The PPA and RSC appear to play distinct but complementary roles during spatial navigation. The PPA encodes a representation of the local scene that allows it to be remembered and subsequently recognized, while RSC supports mechanisms that allow one to orient oneself within the broader spatial environment and to direct one’s movement towards navigational targets that are not currently visible. Interestingly, this division concords well with recent results from cognitive psychology, which indicate that spatial coding can use two different kinds of representation: viewpoint-specific scene snapshots, and world-centered representations of spatial locations . Since both PPA and RSC respond strongly during passive observation of navigationally-relevant visual stimuli (i.e. scenes), these regions might be conceptualized as supporting distinct processing streams for visually-guided navigation, both of which provide critical inputs to the entorhinal cortex and the hippocampus.

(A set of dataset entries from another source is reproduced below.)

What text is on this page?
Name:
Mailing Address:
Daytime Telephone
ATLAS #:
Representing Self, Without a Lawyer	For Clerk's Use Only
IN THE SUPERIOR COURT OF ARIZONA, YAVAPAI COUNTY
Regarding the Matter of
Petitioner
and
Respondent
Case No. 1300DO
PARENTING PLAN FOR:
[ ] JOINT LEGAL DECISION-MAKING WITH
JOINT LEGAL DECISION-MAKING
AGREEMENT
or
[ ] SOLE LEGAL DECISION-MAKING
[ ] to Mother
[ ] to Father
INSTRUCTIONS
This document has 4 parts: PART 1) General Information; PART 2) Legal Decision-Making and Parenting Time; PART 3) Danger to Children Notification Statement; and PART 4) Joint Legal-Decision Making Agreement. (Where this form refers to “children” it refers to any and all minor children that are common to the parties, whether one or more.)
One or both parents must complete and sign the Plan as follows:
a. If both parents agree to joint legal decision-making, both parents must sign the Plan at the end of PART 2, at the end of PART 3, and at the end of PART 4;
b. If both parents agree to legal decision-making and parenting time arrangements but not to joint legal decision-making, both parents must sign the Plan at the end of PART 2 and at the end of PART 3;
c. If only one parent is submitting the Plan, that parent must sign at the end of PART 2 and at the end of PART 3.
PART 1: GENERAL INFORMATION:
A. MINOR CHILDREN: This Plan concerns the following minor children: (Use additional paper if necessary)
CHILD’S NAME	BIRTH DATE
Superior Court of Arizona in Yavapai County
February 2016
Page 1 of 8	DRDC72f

Although speculative, I hypothesize that these two input streams might be optimized for two different navigational situations. When we are lost and need to re-establish our general location, scene recognition mechanisms in the PPA are likely to be critical, potentially allowing the correct “map” to be selected in the hippocampus. Furthermore, when traveling through an unfamiliar environment, scene representations in the PPA might provide the building blocks out of which a larger topographical representation can be formed. Orientation mechanisms in RSC, on the other hand, might come into play once we know approximately where we are, by allowing us to specify directions to navigational goals . These two processing streams would work in concert with a number of other neural mechanisms not described here, such as path integration mechanisms [90–92], and mechanisms for establishing head direction by reference to distal landmarks [2,93]. Future studies should relate these mechanisms more closely to spatial codes delineated by cognitive psychology and explore how they might support both spatial and nonspatial memory.